In addition to the PAD’s stated intention, some renationalisations are the result of disagreements between the port authorities and the concessionaire regarding the specifications at the time of negotiations, which were supposed to lead to a contract renewal. “In this case, when the previous service provider could not convince the PAD of the need to reduce operating costs and maintain investments,” says Ndoh. According to Ngo’o, Cameroonising activities also makes it possible to counter “certain multinational companies’ persistent blackmail to stop work.”
The first impact of this PAD policy is the savings made across the port activity’s various segments. One of the best examples is the disappearance of head office costs, which the parent company charges to its subsidiaries and have an impact on the result, as well as better control over salary costs, resulting from expatriates’ departure.

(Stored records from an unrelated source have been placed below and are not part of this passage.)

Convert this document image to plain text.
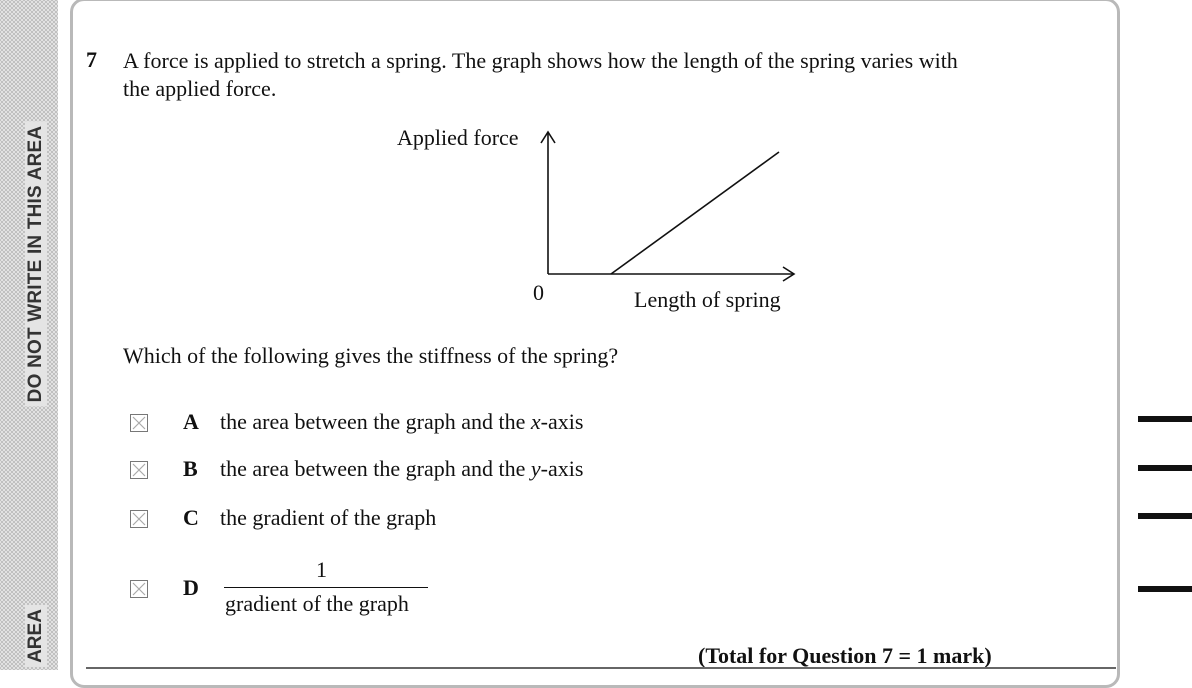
DO NOT WRITE IN THIS AREA
AREA
7 A force is applied to stretch a spring. The graph shows how the length of the spring varies with the applied force.
Applied force
0	Length of spring
Which of the following gives the stiffness of the spring?
A the area between the graph and the x-axis
B the area between the graph and the y-axis
C the gradient of the graph
D
1
gradient of the graph
(Total for Question 7 = 1 mark)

Cameroonisation has also brought down costs. “Dredging represented 30% to 40% of the PAD’s operating costs, which is considerable. To dredge 3.7 million m³ of tailings, we were spending nearly 10bn CFA francs per year. We have reduced this cost to less than 4bn CFA francs per year for the same quantity treated,” says Idriss Beye, the dredging authority’s deputy director. Similarly, in terms of security, installing DPS and its video surveillance system has considerably reduced the number of larcenies suffered by the various operators. “This has prevented us from stealing fuel, which our predecessor deplored, and we have therefore been able to make significant savings,” says Ndoh.
The dynamics set in motion have thus helped increase the PAD’s income and the resources needed to make the investments required to renovate the infrastructure and acquire new equipment. With a turnover of 56.8bn CFA francs for 2021 – up 14% from the previous financial year – the Régie du Terminal à Conteneurs (RTC) is expected to make a profit of more than 15bn CFA francs.
The net result of its more modest sister company specialising in towing is estimated at around CFAF 1bn, which translates to CFAF 4.3bn (up 23%) in revenue. Add to these resources a collection of fixed and variable royalties, which are increasing overall across the various businesses. In addition, the contract signed with the Swiss company Pukaly to reevaluate dredging residues guarantees an income of 45bn CFA francs for the next 15 years.
These initial satisfactory and promising results are already being replicated in the region’s other ports. For example, one of the dredgers that the PAD has recently acquired will leave in April to stay in the Congolese port of Pointe-Noire so that it can evacuate 1.7m tonnes of sand in order to facilitate maritime access. “We are even studying requests from Venezuela and Colombia,” says Beye.